Untuk Apa?

Setahun yang lalu, tepatnya Winter 2014, seorang teman yang sudah saya anggap kakak saya sendiri , Mbak Afrina, mengajak saya melakukan sesuatu yang saya anggap 'gila'. Ia meminta saya menjadi guru TPA (Taman Pendidikan Alquran), tepatnya menjadi guru TPA di Göteborg seorang diri dalam keadaan hati amburadul karena masih adaptasi menjadi ibu (atau mungkin bahasa kerennya babyblues).

Kalau logisnya, saya akan menolak, ngurus diri sendiri aja belum bener, ngurus bayi masih keteteran, ini lagi nambah-nambahin pe-er. Tapi, deep down inside, saya tahu ini boleh jadi mengandung kebaikan, saya tahu ada kesempatan amalan yang begitu besar, yang saya ga mau merugi karena melewatkannya. Dan sejujurnya, ide serupa, pernah terbersit di benak saya, dulu sekali.

Maka bermodal bismillah, saya coba melakukannya. Kami merancang kurikulum (seadanya) berdua, saya bagian huruf hijaiyah dan beliau bagian materi tematik. Saya merasa senang karena ada partner dimana saya banyak belajar dari beliau; tentang semangat, tentang berpikir positif, tentang menikmati proses, dan banyak lainnya. Lalu enam bulan kemudian beliau kembali ke Indonesia, saya pun seperti kehilangan arah. Saya yang tadinya merasa hanya mendukung, ibaratnya co-pilot, lalu sekarang seperti anak ayam kehilangan induk. What should I do?
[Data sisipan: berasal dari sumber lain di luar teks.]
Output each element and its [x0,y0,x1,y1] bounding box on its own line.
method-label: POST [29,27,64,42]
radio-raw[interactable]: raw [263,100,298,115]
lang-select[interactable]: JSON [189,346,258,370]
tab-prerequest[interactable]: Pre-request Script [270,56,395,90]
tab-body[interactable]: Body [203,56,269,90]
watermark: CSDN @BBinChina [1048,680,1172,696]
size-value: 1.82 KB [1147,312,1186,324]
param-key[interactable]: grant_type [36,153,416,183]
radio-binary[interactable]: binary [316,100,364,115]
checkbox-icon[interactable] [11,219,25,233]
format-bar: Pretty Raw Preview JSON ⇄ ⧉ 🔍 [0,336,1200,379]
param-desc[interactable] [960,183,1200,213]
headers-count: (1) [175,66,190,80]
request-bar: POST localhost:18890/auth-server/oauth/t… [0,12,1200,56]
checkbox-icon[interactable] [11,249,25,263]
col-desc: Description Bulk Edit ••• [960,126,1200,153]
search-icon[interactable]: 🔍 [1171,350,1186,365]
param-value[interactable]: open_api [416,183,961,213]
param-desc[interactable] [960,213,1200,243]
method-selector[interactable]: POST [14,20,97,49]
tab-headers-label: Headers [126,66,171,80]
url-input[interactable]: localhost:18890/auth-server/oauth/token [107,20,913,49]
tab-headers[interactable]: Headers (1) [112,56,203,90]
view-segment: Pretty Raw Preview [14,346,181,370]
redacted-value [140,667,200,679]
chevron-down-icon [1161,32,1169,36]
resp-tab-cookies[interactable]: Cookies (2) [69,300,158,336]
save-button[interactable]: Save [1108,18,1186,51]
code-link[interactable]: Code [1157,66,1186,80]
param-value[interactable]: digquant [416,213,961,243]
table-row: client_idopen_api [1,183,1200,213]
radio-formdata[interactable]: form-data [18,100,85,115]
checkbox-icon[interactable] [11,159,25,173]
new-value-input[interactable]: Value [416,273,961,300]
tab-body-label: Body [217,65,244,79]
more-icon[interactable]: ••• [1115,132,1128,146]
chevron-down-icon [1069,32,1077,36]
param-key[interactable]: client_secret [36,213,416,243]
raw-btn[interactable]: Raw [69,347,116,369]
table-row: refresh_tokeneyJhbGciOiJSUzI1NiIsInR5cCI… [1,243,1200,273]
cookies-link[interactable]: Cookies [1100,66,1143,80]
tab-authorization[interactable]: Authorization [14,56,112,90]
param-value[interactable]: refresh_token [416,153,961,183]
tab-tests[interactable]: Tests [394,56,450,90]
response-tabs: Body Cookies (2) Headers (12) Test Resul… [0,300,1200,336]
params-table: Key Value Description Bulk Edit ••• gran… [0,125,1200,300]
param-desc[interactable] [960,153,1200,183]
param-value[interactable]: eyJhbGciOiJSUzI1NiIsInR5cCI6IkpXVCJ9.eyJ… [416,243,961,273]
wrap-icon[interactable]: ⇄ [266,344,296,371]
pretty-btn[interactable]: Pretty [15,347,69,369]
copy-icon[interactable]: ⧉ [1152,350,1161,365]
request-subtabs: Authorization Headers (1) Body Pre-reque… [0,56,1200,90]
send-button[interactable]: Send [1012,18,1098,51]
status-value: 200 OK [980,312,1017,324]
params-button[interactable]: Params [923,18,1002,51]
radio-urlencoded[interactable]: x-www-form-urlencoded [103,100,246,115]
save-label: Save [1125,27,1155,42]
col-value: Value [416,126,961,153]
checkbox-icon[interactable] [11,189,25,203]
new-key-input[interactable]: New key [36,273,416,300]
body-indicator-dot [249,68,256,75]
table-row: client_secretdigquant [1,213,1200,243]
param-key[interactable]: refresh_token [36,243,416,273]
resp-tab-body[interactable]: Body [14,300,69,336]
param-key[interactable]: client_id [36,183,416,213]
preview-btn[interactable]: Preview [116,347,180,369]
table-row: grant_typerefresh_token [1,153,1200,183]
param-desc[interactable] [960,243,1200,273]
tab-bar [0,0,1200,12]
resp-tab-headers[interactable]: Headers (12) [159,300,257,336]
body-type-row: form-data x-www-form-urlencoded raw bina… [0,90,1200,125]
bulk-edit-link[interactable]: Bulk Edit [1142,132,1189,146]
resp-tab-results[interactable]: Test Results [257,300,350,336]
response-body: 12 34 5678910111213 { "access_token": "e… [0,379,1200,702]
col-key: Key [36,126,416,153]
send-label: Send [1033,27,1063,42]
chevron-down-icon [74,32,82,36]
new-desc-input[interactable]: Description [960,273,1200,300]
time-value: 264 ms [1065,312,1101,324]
Oh tentunya, ibu-ibu lainnya banyak yang mendukung. Luar biasa Mbak Ninis membelikan aneka peralatan, mengatur keuangan. Juga ibu-ibu lainnya yang koperatif diajak diskusi.

Tapi saya merasa saya belum cukup kuat untuk menjadi lokomotifnya. Saya bukanlah ahli pendidikan, bukanlah ahli quran hadist, dan masih banyak kekurangan lainnya. Saya merasa butuh partner yang dapat menguatkan dalam suka dan duka, bahkan kadang saya hanya merasa butuh disemangati dan diyakinkan kalo yang saya lakukan ini memang patut diperjuangkan. Ya, selemah itu.. Tapi suami saya bilang, "Kalau semua orang nunggu baik dulu baru berbuat kebaikan, mau sampe kapan? Dunia keburu makin rusak kalo semua orang mikir gitu.." Well..
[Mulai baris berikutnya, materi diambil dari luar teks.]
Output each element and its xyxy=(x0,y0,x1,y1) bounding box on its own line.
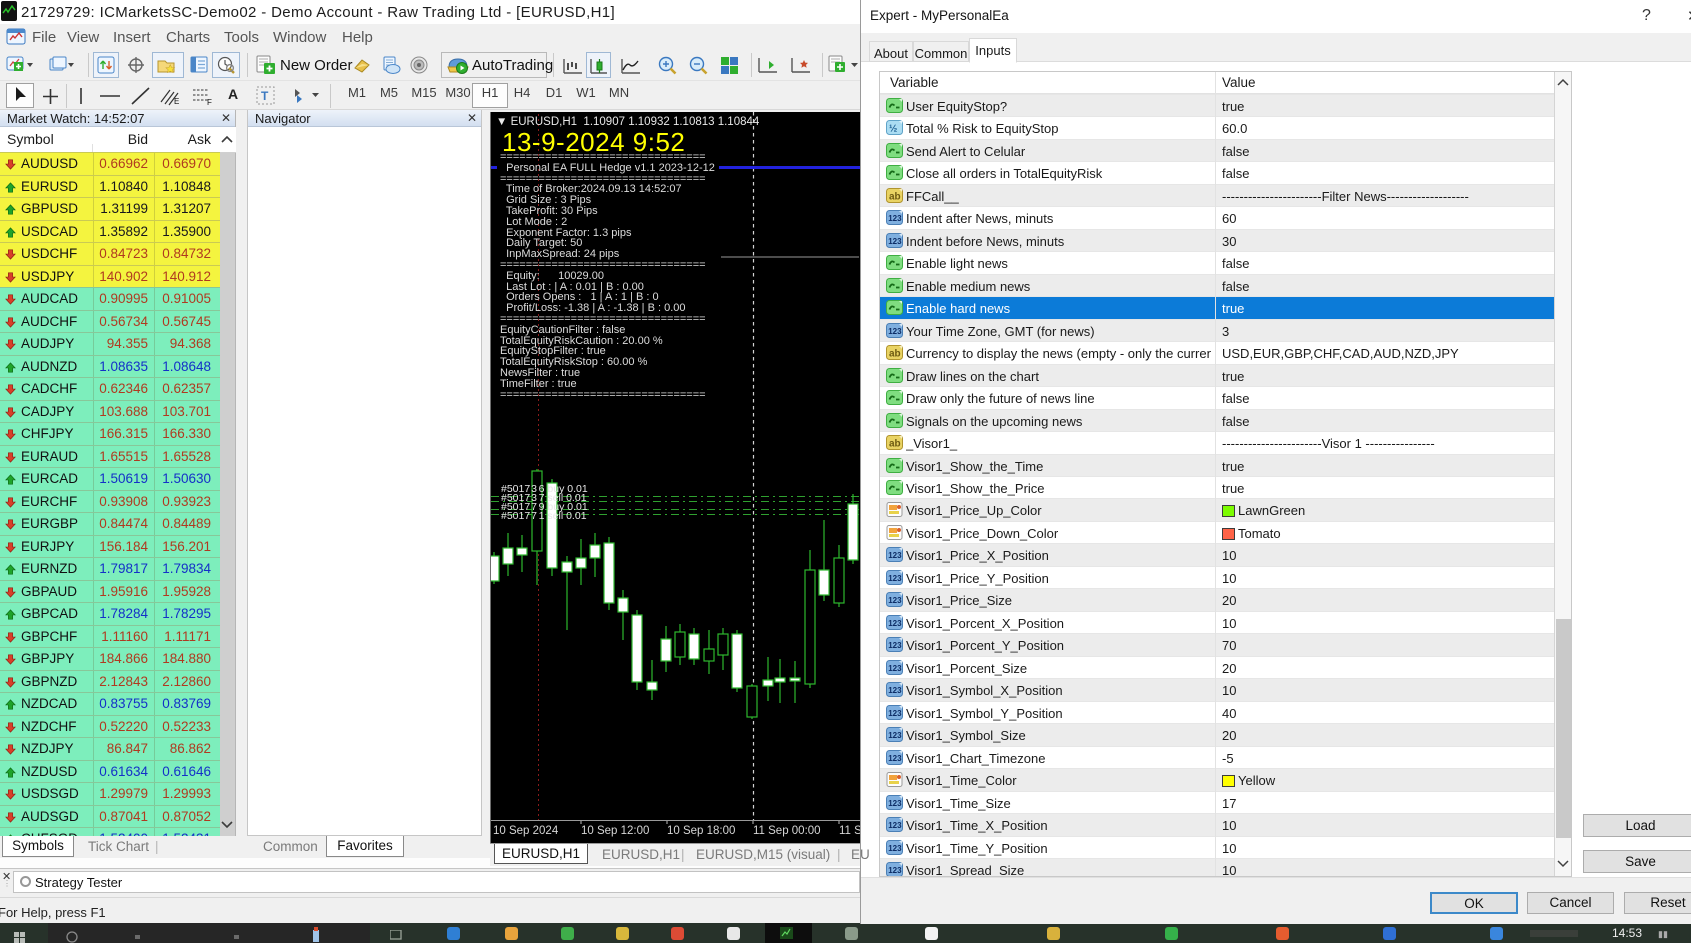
svg-text:#5017 7 1 sell 0.01: #5017 7 1 sell 0.01 xyxy=(501,510,587,522)
svg-text:F: F xyxy=(207,98,212,106)
svg-text:E: E xyxy=(174,97,179,106)
svg-text:T: T xyxy=(261,89,269,103)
Saya hanyalah seorang ibu akhir zaman yang berharap anaknya selamat dari fitnah akhir zaman. Saya hanyalah seorang manusia akhir zaman yang diperlihatkan dapat seburuk apa dampak abai dalam mendidik anak. Saya hanya seorang hamba yang tinggi harapannya tapi kerap limbung dalam berpijak.

Dan saya menyadari, ada sunatullah yang tak pernah meleset, sesuatu akan selamat bila diserahkan pada ahlinya. Maka pilihannya hanya dua, kami yang mengejar bola dengan memantaskan diri (walaupun pasti berat, butuh pengorbanan dan kesadaran tinggi), atau membiarkan bola itu bergelinding mencari tangan lain yang lebih pantas.

Karena saya percaya,
kereta dakwah akan terus berjalan, dengan atau tanpa kita..

Lalu ditengah kegalauan, entah bagaimana permulaannya, grup teman-teman GAMAIS (Rohisnya ITB) yang bermukim di Eropa tiba diperbincangan mengenai pengajian di daerah masing-masing. Lalu saya jadi tahu kalau Indah, teman saya yang saat ini sedang sekolah di Marseille, Perancis, sedang merintis pengajian dan TPA disana. Saya seperti bertemu 'pacar' alias teman seperjuangan, yang dinanti-nanti ternyata dekat saja. 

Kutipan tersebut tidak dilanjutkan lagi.